Not that journalists lacked the ammunition for such entertaining headings. Google, Facebook, the ACCC, and the government have engaged in remarkably open, hard-line debate. Even if arguably not impartial, negative coverage of some of their actions has certainly had evidence to support it.

Yet, it must be asked: what does this tell us about the media’s ability to maintain balance with this piece of legislation? When a piece of public policy directly impacts the voice tasked with informing the public about that policy – is there a need to find alternatives?

As one possibility, could the many entities that have evaluated the Code take on a quasi-reporting position? The ACCC itself, many ministers in the second reading debate, over 50 bill submission writers, the Senate Standing Committee for the Scrutiny of Bills, and the Senate Economics Legislation Committee have all critiqued and contributed significantly to the Code’s development.

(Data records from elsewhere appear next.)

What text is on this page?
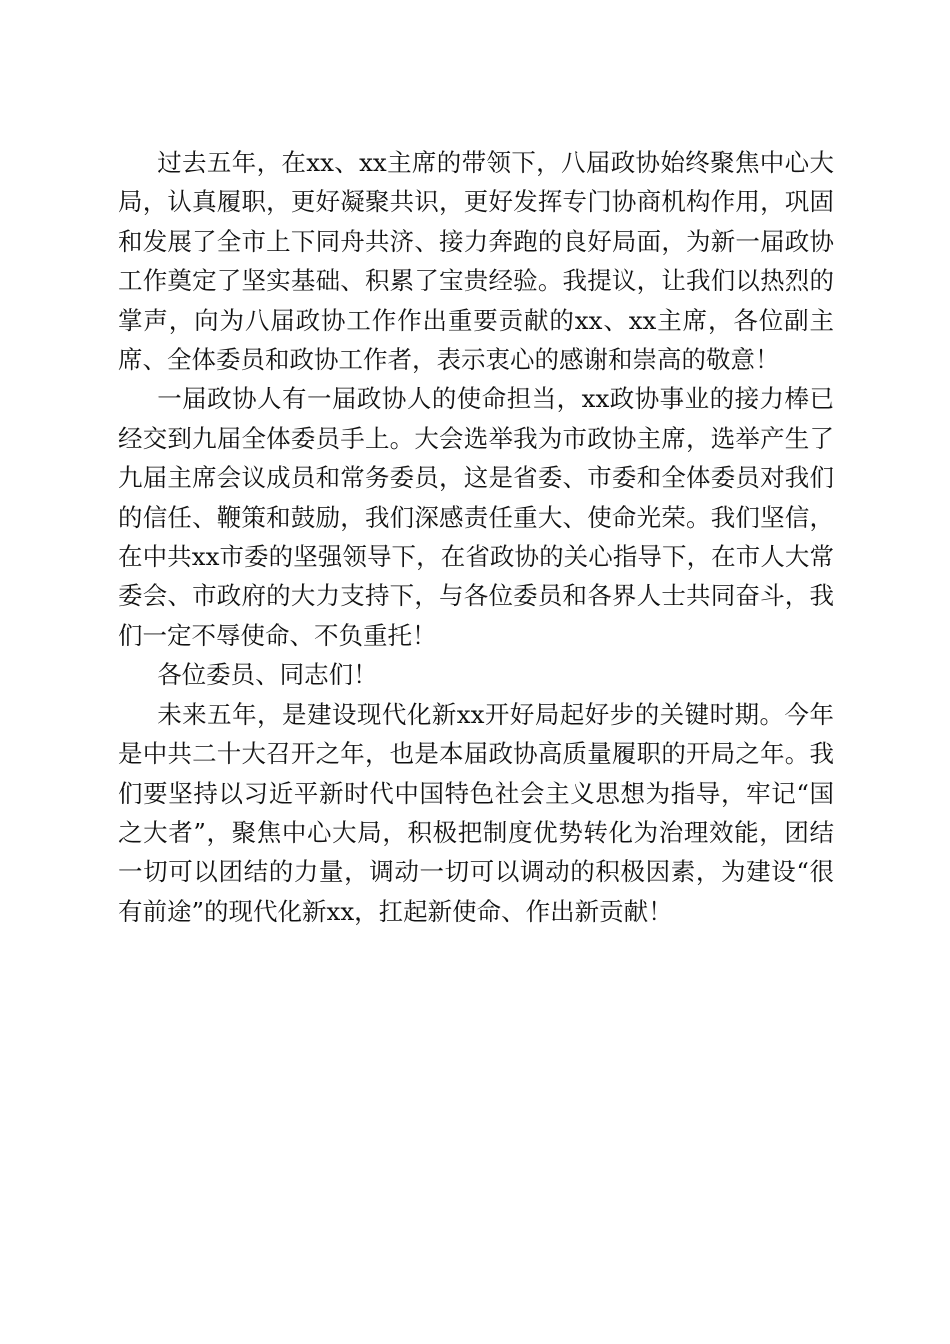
过去五年，在xx、xx主席的带领下，八届政协始终聚焦中心大局，认真履职，更好凝聚共识，更好发挥专门协商机构作用，巩固和发展了全市上下同舟共济、接力奔跑的良好局面，为新一届政协工作奠定了坚实基础、积累了宝贵经验。我提议，让我们以热烈的掌声，向为八届政协工作作出重要贡献的xx、xx主席，各位副主席、全体委员和政协工作者，表示衷心的感谢和崇高的敬意！

一届政协人有一届政协人的使命担当，xx政协事业的接力棒已经交到九届全体委员手上。大会选举我为市政协主席，选举产生了九届主席会议成员和常务委员，这是省委、市委和全体委员对我们的信任、鞭策和鼓励，我们深感责任重大、使命光荣。我们坚信，在中共xx市委的坚强领导下，在省政协的关心指导下，在市人大常委会、市政府的大力支持下，与各位委员和各界人士共同奋斗，我们一定不辱使命、不负重托！

各位委员、同志们！

未来五年，是建设现代化新xx开好局起好步的关键时期。今年是中共二十大召开之年，也是本届政协高质量履职的开局之年。我们要坚持以习近平新时代中国特色社会主义思想为指导，牢记“国之大者”，聚焦中心大局，积极把制度优势转化为治理效能，团结一切可以团结的力量，调动一切可以调动的积极因素，为建设“很有前途”的现代化新xx，扛起新使命、作出新贡献！
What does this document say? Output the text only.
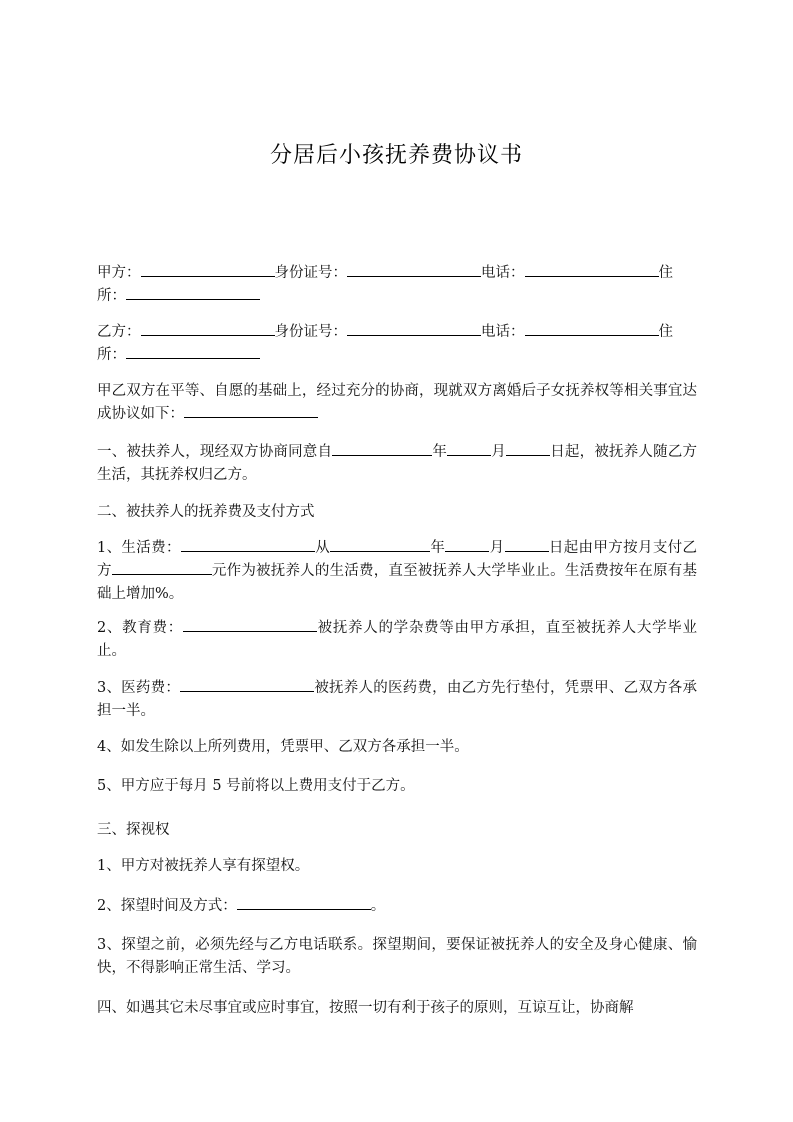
分居后小孩抚养费协议书

甲方：	身份证号：	电话：	住
所：

乙方：	身份证号：	电话：	住
所：

甲乙双方在平等、自愿的基础上，经过充分的协商，现就双方离婚后子女抚养权等相关事宜达成协议如下：

一、被扶养人，现经双方协商同意自	年	月	日起，被抚养人随乙方生活，其抚养权归乙方。

二、被扶养人的抚养费及支付方式

1、生活费：	从	年	月	日起由甲方按月支付乙方	元作为被抚养人的生活费，直至被抚养人大学毕业止。生活费按年在原有基础上增加%。

2、教育费：	被抚养人的学杂费等由甲方承担，直至被抚养人大学毕业止。

3、医药费：	被抚养人的医药费，由乙方先行垫付，凭票甲、乙双方各承担一半。

4、如发生除以上所列费用，凭票甲、乙双方各承担一半。

5、甲方应于每月 5 号前将以上费用支付于乙方。

三、探视权

1、甲方对被抚养人享有探望权。

2、探望时间及方式：	。

3、探望之前，必须先经与乙方电话联系。探望期间，要保证被抚养人的安全及身心健康、愉快，不得影响正常生活、学习。

四、如遇其它未尽事宜或应时事宜，按照一切有利于孩子的原则，互谅互让，协商解
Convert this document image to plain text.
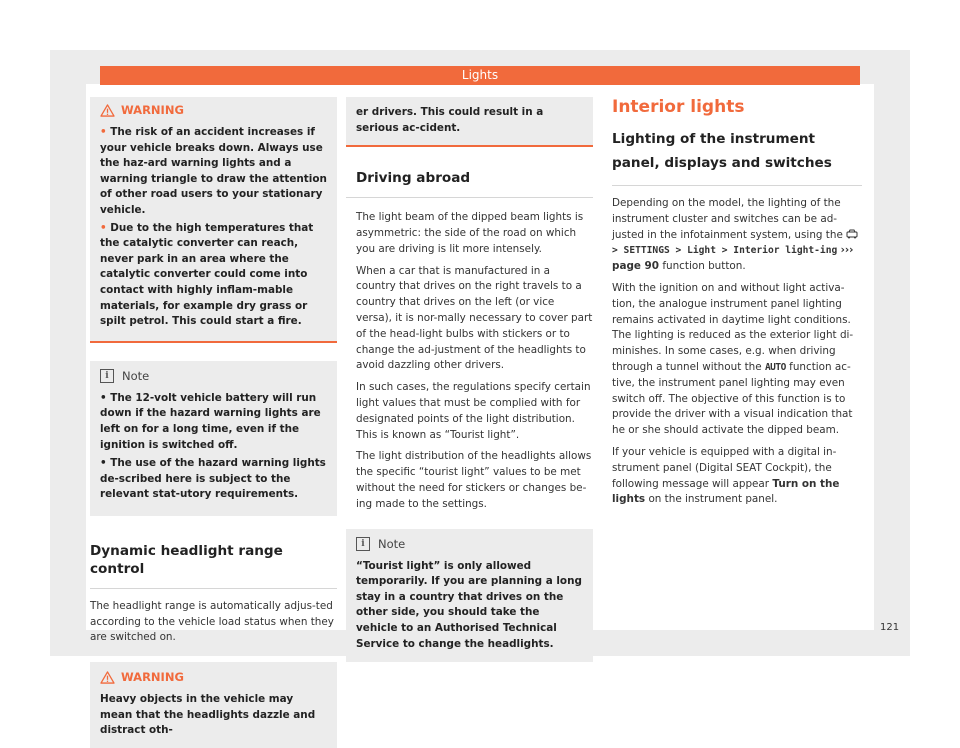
Lights
WARNING
• The risk of an accident increases if your vehicle breaks down. Always use the haz-ard warning lights and a warning triangle to draw the attention of other road users to your stationary vehicle.
• Due to the high temperatures that the catalytic converter can reach, never park in an area where the catalytic converter could come into contact with highly inflam-mable materials, for example dry grass or spilt petrol. This could start a fire.
i	Note
• The 12-volt vehicle battery will run down if the hazard warning lights are left on for a long time, even if the ignition is switched off.
• The use of the hazard warning lights de-scribed here is subject to the relevant stat-utory requirements.
Dynamic headlight range control
The headlight range is automatically adjus-ted according to the vehicle load status when they are switched on.
WARNING
Heavy objects in the vehicle may mean that the headlights dazzle and distract oth-
er drivers. This could result in a serious ac-cident.
Driving abroad
The light beam of the dipped beam lights is asymmetric: the side of the road on which you are driving is lit more intensely.
When a car that is manufactured in a country that drives on the right travels to a country that drives on the left (or vice versa), it is nor-mally necessary to cover part of the head-light bulbs with stickers or to change the ad-justment of the headlights to avoid dazzling other drivers.
In such cases, the regulations specify certain light values that must be complied with for designated points of the light distribution. This is known as “Tourist light”.
The light distribution of the headlights allows the specific “tourist light” values to be met without the need for stickers or changes be-ing made to the settings.
i	Note
“Tourist light” is only allowed temporarily. If you are planning a long stay in a country that drives on the other side, you should take the vehicle to an Authorised Technical Service to change the headlights.
Interior lights
Lighting of the instrument panel, displays and switches
Depending on the model, the lighting of the instrument cluster and switches can be ad-justed in the infotainment system, using the  > SETTINGS > Light > Interior light-ing ››› page 90 function button.
With the ignition on and without light activa-tion, the analogue instrument panel lighting remains activated in daytime light conditions. The lighting is reduced as the exterior light di-minishes. In some cases, e.g. when driving through a tunnel without the AUTO function ac-tive, the instrument panel lighting may even switch off. The objective of this function is to provide the driver with a visual indication that he or she should activate the dipped beam.
If your vehicle is equipped with a digital in-strument panel (Digital SEAT Cockpit), the following message will appear Turn on the lights on the instrument panel.
121
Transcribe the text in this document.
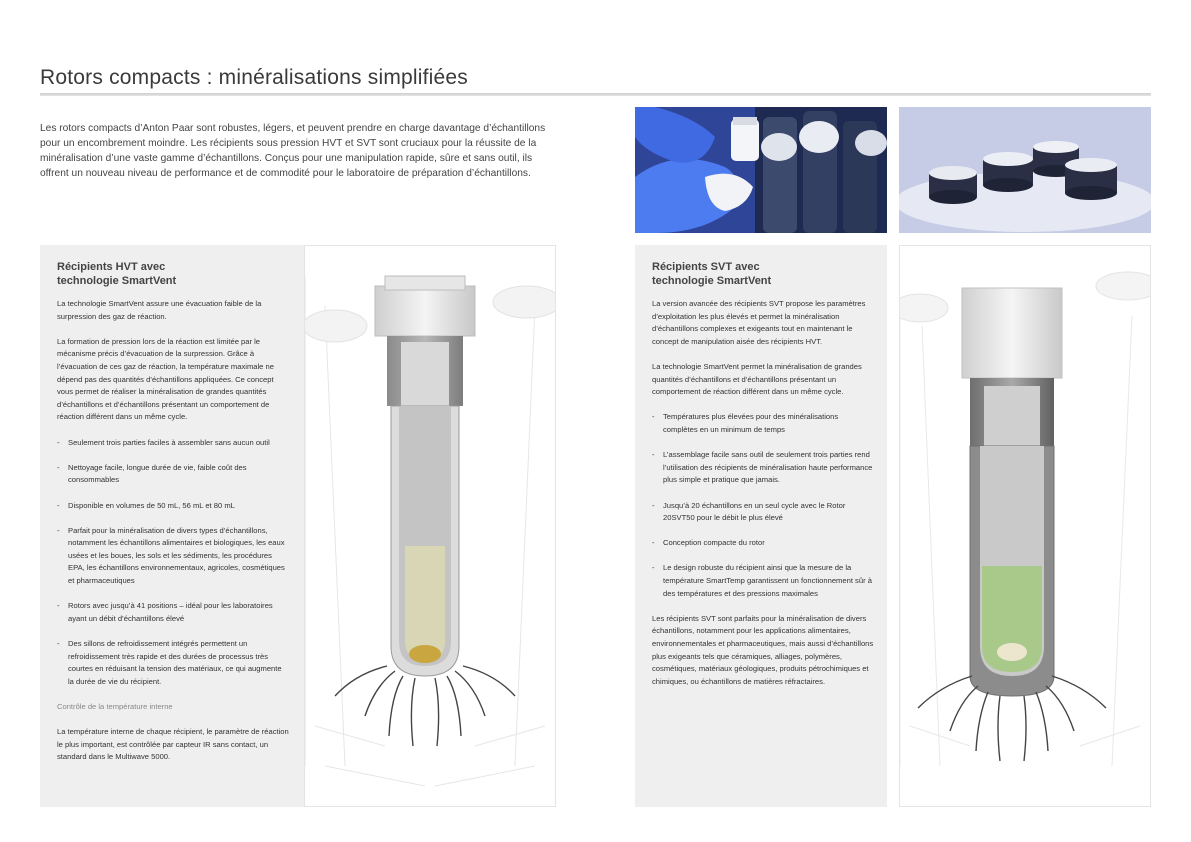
Rotors compacts : minéralisations simplifiées

Les rotors compacts d’Anton Paar sont robustes, légers, et peuvent prendre en charge davantage d’échantillons pour un encombrement moindre. Les récipients sous pression HVT et SVT sont cruciaux pour la réussite de la minéralisation d’une vaste gamme d’échantillons. Conçus pour une manipulation rapide, sûre et sans outil, ils offrent un nouveau niveau de performance et de commodité pour le laboratoire de préparation d’échantillons.

Récipients HVT avec
technologie SmartVent

La technologie SmartVent assure une évacuation faible de la surpression des gaz de réaction.

La formation de pression lors de la réaction est limitée par le mécanisme précis d’évacuation de la surpression. Grâce à l’évacuation de ces gaz de réaction, la température maximale ne dépend pas des quantités d’échantillons appliquées. Ce concept vous permet de réaliser la minéralisation de grandes quantités d’échantillons et d’échantillons présentant un comportement de réaction différent dans un même cycle.

- Seulement trois parties faciles à assembler sans aucun outil
- Nettoyage facile, longue durée de vie, faible coût des consommables
- Disponible en volumes de 50 mL, 56 mL et 80 mL
- Parfait pour la minéralisation de divers types d’échantillons, notamment les échantillons alimentaires et biologiques, les eaux usées et les boues, les sols et les sédiments, les procédures EPA, les échantillons environnementaux, agricoles, cosmétiques et pharmaceutiques
- Rotors avec jusqu’à 41 positions – idéal pour les laboratoires ayant un débit d’échantillons élevé
- Des sillons de refroidissement intégrés permettent un refroidissement très rapide et des durées de processus très courtes en réduisant la tension des matériaux, ce qui augmente la durée de vie du récipient.

Contrôle de la température interne

La température interne de chaque récipient, le paramètre de réaction le plus important, est contrôlée par capteur IR sans contact, un standard dans le Multiwave 5000.

Récipients SVT avec
technologie SmartVent

La version avancée des récipients SVT propose les paramètres d’exploitation les plus élevés et permet la minéralisation d’échantillons complexes et exigeants tout en maintenant le concept de manipulation aisée des récipients HVT.

La technologie SmartVent permet la minéralisation de grandes quantités d’échantillons et d’échantillons présentant un comportement de réaction différent dans un même cycle.

- Températures plus élevées pour des minéralisations complètes en un minimum de temps
- L’assemblage facile sans outil de seulement trois parties rend l’utilisation des récipients de minéralisation haute performance plus simple et pratique que jamais.
- Jusqu’à 20 échantillons en un seul cycle avec le Rotor 20SVT50 pour le débit le plus élevé
- Conception compacte du rotor
- Le design robuste du récipient ainsi que la mesure de la température SmartTemp garantissent un fonctionnement sûr à des températures et des pressions maximales

Les récipients SVT sont parfaits pour la minéralisation de divers échantillons, notamment pour les applications alimentaires, environnementales et pharmaceutiques, mais aussi d’échantillons plus exigeants tels que céramiques, alliages, polymères, cosmétiques, matériaux géologiques, produits pétrochimiques et chimiques, ou échantillons de matières réfractaires.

Still, they all tend to rely on the media to convey their thoughts to the public. Were there a more direct channel to this discourse, could policy critiques be presented to the public in a more balanced way?

Alternatively, when a policy topic like the Code directly impacts how much profit a media organisation can make, could reporting on it by non-profit media sources be prioritised?

There are many questions and possible solutions to contemplate, but one thing is clear: this Code’s journey and the Australian media’s time in the spotlight is not over yet. So no matter how things evolve from here, policymakers and evaluators must keep in mind how important it is to inform the public in that fair, balanced way journalism stands for.